By David Swanson
At 5 p.m. this evening, the House Appropriations Committee will begin marking up a bill to spend another $33.5 billion on escalating the war in Afghanistan. Various useful projects will be packaged into the bill in order to provide congress members with assorted lame excuses for voting yes.
Among those speaking and voting against the war funding in committee will be Congresswoman Barbara Lee, who just told me that her thinking is as follows: “Since Congress last authorized and appropriated funds to increase our military engagement in this near decade long war, instances of civilian casualties have more than doubled compared to last year and there is still no end in sight to this conflict.”
Lee said that she will continue “calling for a separate supplemental on military spending so that Members can have a true up or down vote on this issue without it being conflated with issues like education spending or relief for Haiti.”

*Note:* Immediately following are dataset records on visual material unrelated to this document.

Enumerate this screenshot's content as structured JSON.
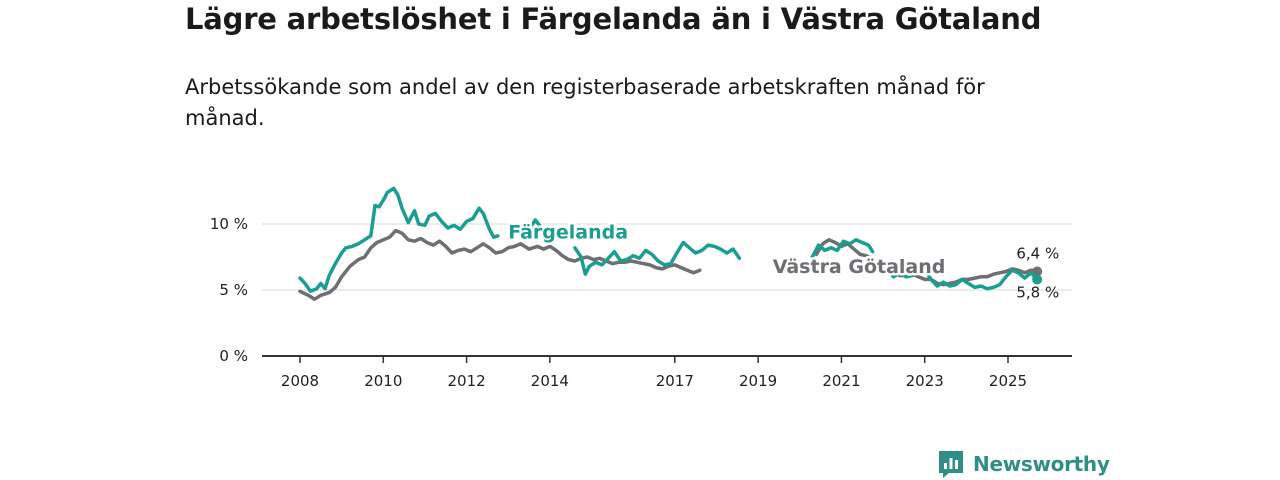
{
  "title": "Lägre arbetslöshet i Färgelanda än i Västra Götaland",
  "subtitle": "Arbetssökande som andel av den registerbaserade arbetskraften månad för månad.",
  "brand": {
    "name": "Newsworthy",
    "icon": "newsworthy-logo-icon",
    "color": "#2f8f86"
  },
  "chart_data": {
    "type": "line",
    "title": "Lägre arbetslöshet i Färgelanda än i Västra Götaland",
    "subtitle": "Arbetssökande som andel av den registerbaserade arbetskraften månad för månad.",
    "xlabel": "",
    "ylabel": "",
    "xlim": [
      2007.9,
      2026.1
    ],
    "ylim": [
      0,
      10
    ],
    "x_ticks": [
      2008,
      2010,
      2012,
      2014,
      2017,
      2019,
      2021,
      2023,
      2025
    ],
    "x_tick_labels": [
      "2008",
      "2010",
      "2012",
      "2014",
      "2017",
      "2019",
      "2021",
      "2023",
      "2025"
    ],
    "y_ticks": [
      0,
      5,
      10
    ],
    "y_tick_labels": [
      "0 %",
      "5 %",
      "10 %"
    ],
    "grid": true,
    "series": [
      {
        "name": "Västra Götaland",
        "color": "#6e6e73",
        "label_color": "#6e6e73",
        "segments": [
          [
            [
              2008.0,
              4.9
            ],
            [
              2008.2,
              4.6
            ],
            [
              2008.35,
              4.3
            ],
            [
              2008.5,
              4.6
            ],
            [
              2008.7,
              4.8
            ],
            [
              2008.85,
              5.2
            ],
            [
              2009.0,
              6.0
            ],
            [
              2009.2,
              6.8
            ],
            [
              2009.4,
              7.3
            ],
            [
              2009.55,
              7.5
            ],
            [
              2009.7,
              8.2
            ],
            [
              2009.85,
              8.6
            ],
            [
              2010.0,
              8.8
            ],
            [
              2010.15,
              9.0
            ],
            [
              2010.3,
              9.5
            ],
            [
              2010.45,
              9.3
            ],
            [
              2010.6,
              8.8
            ],
            [
              2010.75,
              8.7
            ],
            [
              2010.9,
              8.9
            ],
            [
              2011.05,
              8.6
            ],
            [
              2011.2,
              8.4
            ],
            [
              2011.35,
              8.7
            ],
            [
              2011.5,
              8.3
            ],
            [
              2011.65,
              7.8
            ],
            [
              2011.8,
              8.0
            ],
            [
              2011.95,
              8.1
            ],
            [
              2012.1,
              7.9
            ],
            [
              2012.25,
              8.2
            ],
            [
              2012.4,
              8.5
            ],
            [
              2012.55,
              8.2
            ],
            [
              2012.7,
              7.8
            ],
            [
              2012.85,
              7.9
            ],
            [
              2013.0,
              8.2
            ],
            [
              2013.15,
              8.3
            ],
            [
              2013.3,
              8.5
            ],
            [
              2013.5,
              8.1
            ],
            [
              2013.7,
              8.3
            ],
            [
              2013.85,
              8.1
            ],
            [
              2014.0,
              8.3
            ],
            [
              2014.15,
              8.0
            ],
            [
              2014.3,
              7.6
            ],
            [
              2014.45,
              7.3
            ],
            [
              2014.6,
              7.2
            ],
            [
              2014.75,
              7.4
            ],
            [
              2014.9,
              7.5
            ],
            [
              2015.05,
              7.3
            ],
            [
              2015.2,
              7.4
            ],
            [
              2015.35,
              7.2
            ],
            [
              2015.5,
              7.0
            ],
            [
              2015.65,
              7.1
            ],
            [
              2015.8,
              7.1
            ],
            [
              2015.95,
              7.2
            ],
            [
              2016.1,
              7.1
            ],
            [
              2016.25,
              7.0
            ],
            [
              2016.4,
              6.9
            ],
            [
              2016.55,
              6.7
            ],
            [
              2016.7,
              6.6
            ],
            [
              2016.85,
              6.8
            ],
            [
              2017.0,
              6.9
            ],
            [
              2017.15,
              6.7
            ],
            [
              2017.3,
              6.5
            ],
            [
              2017.45,
              6.3
            ],
            [
              2017.6,
              6.5
            ]
          ],
          [
            [
              2020.4,
              7.7
            ],
            [
              2020.55,
              8.5
            ],
            [
              2020.7,
              8.8
            ],
            [
              2020.85,
              8.6
            ],
            [
              2021.0,
              8.3
            ],
            [
              2021.15,
              8.5
            ],
            [
              2021.3,
              8.1
            ],
            [
              2021.45,
              7.7
            ],
            [
              2021.6,
              7.6
            ],
            [
              2021.75,
              7.3
            ]
          ],
          [
            [
              2021.95,
              6.7
            ],
            [
              2022.1,
              6.3
            ],
            [
              2022.25,
              6.4
            ],
            [
              2022.4,
              6.1
            ],
            [
              2022.55,
              6.1
            ],
            [
              2022.7,
              6.2
            ],
            [
              2022.85,
              6.0
            ],
            [
              2023.0,
              5.8
            ],
            [
              2023.15,
              5.8
            ],
            [
              2023.3,
              5.5
            ],
            [
              2023.45,
              5.4
            ],
            [
              2023.6,
              5.5
            ],
            [
              2023.75,
              5.6
            ],
            [
              2023.9,
              5.8
            ],
            [
              2024.05,
              5.8
            ],
            [
              2024.2,
              5.9
            ],
            [
              2024.35,
              6.0
            ],
            [
              2024.5,
              6.0
            ],
            [
              2024.65,
              6.2
            ],
            [
              2024.8,
              6.3
            ],
            [
              2024.95,
              6.4
            ],
            [
              2025.1,
              6.6
            ],
            [
              2025.25,
              6.5
            ],
            [
              2025.4,
              6.3
            ],
            [
              2025.55,
              6.5
            ],
            [
              2025.7,
              6.4
            ]
          ]
        ],
        "label": "Västra Götaland",
        "label_at": [
          2019.35,
          6.3
        ],
        "end_value": 6.4,
        "end_label": "6,4 %"
      },
      {
        "name": "Färgelanda",
        "color": "#1a9e91",
        "label_color": "#1a9e91",
        "segments": [
          [
            [
              2008.0,
              5.9
            ],
            [
              2008.12,
              5.5
            ],
            [
              2008.25,
              4.9
            ],
            [
              2008.4,
              5.1
            ],
            [
              2008.5,
              5.5
            ],
            [
              2008.6,
              5.1
            ],
            [
              2008.7,
              6.1
            ],
            [
              2008.85,
              7.0
            ],
            [
              2009.0,
              7.8
            ],
            [
              2009.1,
              8.2
            ],
            [
              2009.25,
              8.3
            ],
            [
              2009.4,
              8.5
            ],
            [
              2009.55,
              8.8
            ],
            [
              2009.7,
              9.1
            ],
            [
              2009.8,
              11.4
            ],
            [
              2009.9,
              11.3
            ],
            [
              2010.0,
              11.8
            ],
            [
              2010.1,
              12.4
            ],
            [
              2010.25,
              12.7
            ],
            [
              2010.35,
              12.2
            ],
            [
              2010.45,
              11.2
            ],
            [
              2010.6,
              10.1
            ],
            [
              2010.75,
              11.0
            ],
            [
              2010.85,
              10.0
            ],
            [
              2011.0,
              9.9
            ],
            [
              2011.1,
              10.6
            ],
            [
              2011.25,
              10.8
            ],
            [
              2011.4,
              10.2
            ],
            [
              2011.55,
              9.7
            ],
            [
              2011.7,
              9.9
            ],
            [
              2011.85,
              9.6
            ],
            [
              2012.0,
              10.2
            ],
            [
              2012.15,
              10.4
            ],
            [
              2012.3,
              11.2
            ],
            [
              2012.4,
              10.8
            ],
            [
              2012.55,
              9.6
            ],
            [
              2012.65,
              9.0
            ],
            [
              2012.75,
              9.1
            ]
          ],
          [
            [
              2013.5,
              9.6
            ],
            [
              2013.65,
              10.3
            ],
            [
              2013.8,
              9.7
            ]
          ],
          [
            [
              2014.6,
              8.2
            ],
            [
              2014.75,
              7.5
            ],
            [
              2014.85,
              6.2
            ],
            [
              2014.95,
              6.8
            ],
            [
              2015.1,
              7.1
            ],
            [
              2015.25,
              6.9
            ],
            [
              2015.4,
              7.4
            ],
            [
              2015.55,
              7.9
            ],
            [
              2015.7,
              7.2
            ],
            [
              2015.85,
              7.3
            ],
            [
              2016.0,
              7.6
            ],
            [
              2016.15,
              7.4
            ],
            [
              2016.3,
              8.0
            ],
            [
              2016.45,
              7.7
            ],
            [
              2016.6,
              7.2
            ],
            [
              2016.75,
              6.9
            ],
            [
              2016.9,
              7.0
            ],
            [
              2017.05,
              7.8
            ],
            [
              2017.2,
              8.6
            ],
            [
              2017.35,
              8.2
            ],
            [
              2017.5,
              7.8
            ],
            [
              2017.65,
              8.0
            ],
            [
              2017.8,
              8.4
            ],
            [
              2017.95,
              8.3
            ],
            [
              2018.1,
              8.1
            ],
            [
              2018.25,
              7.8
            ],
            [
              2018.4,
              8.1
            ],
            [
              2018.55,
              7.4
            ]
          ],
          [
            [
              2020.3,
              7.5
            ],
            [
              2020.45,
              8.4
            ],
            [
              2020.6,
              8.0
            ],
            [
              2020.75,
              8.2
            ],
            [
              2020.9,
              8.0
            ],
            [
              2021.05,
              8.7
            ],
            [
              2021.2,
              8.5
            ],
            [
              2021.35,
              8.8
            ],
            [
              2021.5,
              8.6
            ],
            [
              2021.65,
              8.4
            ],
            [
              2021.75,
              7.9
            ]
          ],
          [
            [
              2021.95,
              6.6
            ],
            [
              2022.1,
              6.5
            ],
            [
              2022.25,
              6.0
            ],
            [
              2022.4,
              6.3
            ],
            [
              2022.55,
              6.0
            ],
            [
              2022.7,
              6.1
            ],
            [
              2022.85,
              6.5
            ],
            [
              2023.0,
              6.6
            ],
            [
              2023.15,
              5.8
            ],
            [
              2023.3,
              5.3
            ],
            [
              2023.45,
              5.6
            ],
            [
              2023.6,
              5.3
            ],
            [
              2023.75,
              5.4
            ],
            [
              2023.9,
              5.8
            ],
            [
              2024.05,
              5.5
            ],
            [
              2024.2,
              5.2
            ],
            [
              2024.35,
              5.3
            ],
            [
              2024.5,
              5.1
            ],
            [
              2024.65,
              5.2
            ],
            [
              2024.8,
              5.4
            ],
            [
              2024.95,
              6.0
            ],
            [
              2025.1,
              6.5
            ],
            [
              2025.25,
              6.3
            ],
            [
              2025.4,
              5.9
            ],
            [
              2025.55,
              6.3
            ],
            [
              2025.7,
              5.8
            ]
          ]
        ],
        "label": "Färgelanda",
        "label_at": [
          2013.0,
          8.9
        ],
        "end_value": 5.8,
        "end_label": "5,8 %"
      }
    ]
  }
}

Lee also made clear one way that she can make this happen: “I will be bringing an amendment before the Rules Committee that would prohibit any increase in troop levels in Afghanistan.” In other words, Lee will be asking for the Rules Commitee, on which she does not serve, to allow a floor vote in June on this amendment.
By all accounts, such a decision belongs to one person alone, Nancy Pelosi. While Pelosi has said she won’t push congress members to vote for the escalation funding, she has never said she wouldn’t package it together with pleasanter items. She can be expected, I think, to leave out anything so pleasant (such as money for schools) that would cause Republicans to vote against the war escalation funds. And as long as she has most of the Republican votes, she can comfortably allow dozens of Democrats to vote No. That goes, as well, for any clean vote she allows on the escalation. Yet she may not want to put such a vote on record, if she doesn’t have to, and if she doesn’t intend to pass education funding with Democratic backing while passing the war funding with Republicans.
The real question is whether any congress members will organize a serious caucus of those committed to voting No regardless of what lipstick is attached to the pig. We’ll have the first week of June, while they’re home, to do it for them.